Additional read: Optimize Your Supplier Relationship Management Strategy
Procurement's Role within the Company’s overall Strategy
Once you have input from key stakeholders, it’s time to map Procurement’s value as it relates to the organization’s overall strategy. Here it’s important to identify and define the areas in which procurement contributes to overall business goals. Cost-savings are important to every business, so it shouldn’t be dismissed as a KPI. Beyond cost-savings and supply continuity, Procurement has an obvious role in managing risk. A Dun & Bradstreet study found that it wasn’t direct suppliers (Tier 1) that caused the most supply chain headaches during the pandemic, but rather Tier 2 and Tier 3 suppliers that roiled disruptions. Visibility into the supply base is a strong risk mitigation strategy to weed out child labor, human trafficking, and unsafe or illegal working conditions. Besides the societal impacts of doing business with bad actors, there is also the reputational impact to the organization. When it comes to internal business functions, areas in which rogue spend (also known as tail spend) can be brought under management can be reinvested into the business and increase cash flow - an imperative at the moment. A Procurement CoE must have clearly defined goals and KPIs, include scalable and repeatable processes, and identify areas for innovation and improvement. Some such areas that exhibit Procurement’s value outside its traditional scope could include:
- Category management - Develop deep category expertise in both internal and external business functions that will provide more accurate forecasting.

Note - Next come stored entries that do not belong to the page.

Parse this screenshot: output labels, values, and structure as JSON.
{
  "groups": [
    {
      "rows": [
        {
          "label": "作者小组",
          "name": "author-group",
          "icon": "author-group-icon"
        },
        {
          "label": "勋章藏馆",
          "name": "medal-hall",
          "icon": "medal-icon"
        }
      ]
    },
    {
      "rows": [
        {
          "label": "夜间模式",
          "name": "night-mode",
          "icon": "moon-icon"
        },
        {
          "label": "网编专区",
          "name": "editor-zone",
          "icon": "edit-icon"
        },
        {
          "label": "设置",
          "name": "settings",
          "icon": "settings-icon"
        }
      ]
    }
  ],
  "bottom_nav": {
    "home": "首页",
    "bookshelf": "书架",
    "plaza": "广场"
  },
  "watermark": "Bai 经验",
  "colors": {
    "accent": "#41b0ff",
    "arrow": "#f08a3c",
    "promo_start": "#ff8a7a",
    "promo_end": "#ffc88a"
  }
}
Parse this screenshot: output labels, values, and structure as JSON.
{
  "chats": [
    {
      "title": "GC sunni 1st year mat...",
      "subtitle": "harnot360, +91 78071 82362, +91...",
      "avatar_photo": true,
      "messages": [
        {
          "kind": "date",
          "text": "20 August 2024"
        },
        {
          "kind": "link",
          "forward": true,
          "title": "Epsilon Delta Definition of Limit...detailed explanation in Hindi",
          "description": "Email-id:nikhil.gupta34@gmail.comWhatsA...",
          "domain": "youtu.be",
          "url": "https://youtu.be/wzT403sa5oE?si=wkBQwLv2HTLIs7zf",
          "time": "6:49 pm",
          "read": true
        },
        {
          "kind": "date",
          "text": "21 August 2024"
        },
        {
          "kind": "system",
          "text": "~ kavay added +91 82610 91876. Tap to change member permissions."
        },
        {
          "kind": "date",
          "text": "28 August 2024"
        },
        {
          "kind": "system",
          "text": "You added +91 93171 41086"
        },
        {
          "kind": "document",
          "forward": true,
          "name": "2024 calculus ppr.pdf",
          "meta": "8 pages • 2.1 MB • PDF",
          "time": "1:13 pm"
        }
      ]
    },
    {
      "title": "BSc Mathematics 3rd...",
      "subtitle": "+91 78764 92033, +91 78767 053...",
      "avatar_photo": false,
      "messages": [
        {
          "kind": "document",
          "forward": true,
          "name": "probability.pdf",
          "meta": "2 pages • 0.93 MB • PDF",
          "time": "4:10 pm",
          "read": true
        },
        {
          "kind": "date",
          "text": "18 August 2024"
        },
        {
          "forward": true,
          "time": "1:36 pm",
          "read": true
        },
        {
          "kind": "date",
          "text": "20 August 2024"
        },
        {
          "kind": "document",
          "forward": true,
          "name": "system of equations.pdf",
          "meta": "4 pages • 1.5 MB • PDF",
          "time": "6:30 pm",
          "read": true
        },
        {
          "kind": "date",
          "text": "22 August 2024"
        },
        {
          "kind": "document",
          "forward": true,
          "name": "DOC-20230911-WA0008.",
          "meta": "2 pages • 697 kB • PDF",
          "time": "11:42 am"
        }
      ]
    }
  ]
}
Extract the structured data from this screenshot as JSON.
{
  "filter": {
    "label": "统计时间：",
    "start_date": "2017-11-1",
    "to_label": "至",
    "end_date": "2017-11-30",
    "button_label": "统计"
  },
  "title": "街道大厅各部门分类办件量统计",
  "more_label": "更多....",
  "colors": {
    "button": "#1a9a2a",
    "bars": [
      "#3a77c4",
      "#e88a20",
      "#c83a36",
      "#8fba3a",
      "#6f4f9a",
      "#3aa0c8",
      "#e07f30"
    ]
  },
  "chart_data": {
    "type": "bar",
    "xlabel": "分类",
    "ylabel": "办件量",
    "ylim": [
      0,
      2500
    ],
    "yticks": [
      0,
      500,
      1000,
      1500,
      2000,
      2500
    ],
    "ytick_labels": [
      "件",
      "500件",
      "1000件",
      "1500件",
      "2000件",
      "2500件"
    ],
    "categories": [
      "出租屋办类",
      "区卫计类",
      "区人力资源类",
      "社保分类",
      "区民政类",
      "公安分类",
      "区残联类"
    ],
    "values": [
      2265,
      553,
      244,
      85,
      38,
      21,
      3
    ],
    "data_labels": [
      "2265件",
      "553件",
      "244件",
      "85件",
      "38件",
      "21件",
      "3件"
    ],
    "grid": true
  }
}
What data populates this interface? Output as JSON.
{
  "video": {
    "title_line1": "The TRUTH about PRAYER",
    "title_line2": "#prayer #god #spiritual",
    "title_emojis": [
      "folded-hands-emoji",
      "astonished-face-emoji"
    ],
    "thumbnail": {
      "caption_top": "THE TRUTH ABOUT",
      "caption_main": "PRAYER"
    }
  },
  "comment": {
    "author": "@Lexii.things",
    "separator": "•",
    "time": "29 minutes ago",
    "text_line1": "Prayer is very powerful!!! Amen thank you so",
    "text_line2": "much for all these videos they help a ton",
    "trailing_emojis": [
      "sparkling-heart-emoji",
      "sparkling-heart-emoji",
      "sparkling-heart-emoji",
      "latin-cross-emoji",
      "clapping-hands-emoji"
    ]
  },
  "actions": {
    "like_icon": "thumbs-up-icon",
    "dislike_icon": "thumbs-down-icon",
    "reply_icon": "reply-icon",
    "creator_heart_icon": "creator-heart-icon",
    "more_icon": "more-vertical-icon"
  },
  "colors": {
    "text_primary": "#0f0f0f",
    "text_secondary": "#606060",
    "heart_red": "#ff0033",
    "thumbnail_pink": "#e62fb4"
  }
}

- Supplier relationship management - Manage risk in supplier relationships, develop goals and KPIs to score supplier performance, and audit suppliers for compliance.
- Strategic Sourcing - Identify rogue spend to bring it under management, minimize the time it takes to conduct complex supplier negotiations with digital tools like eAuctions, and streamline RFx activities with contract management software.
- Project management - Organize and track projects in one centralized location accessible in a cloud, create project dashboards to communicate results, and manage workflows among your team.
Procurement folks are detail oriented, expert strategists and incredible relationship managers. But business leaders respond to data. Cost savings are an important KPI to communicate, but Procurement has more to offer. A Procurement CoE can play an integral role in validating Procurement as a strategic partner in the best of times and the worst of times.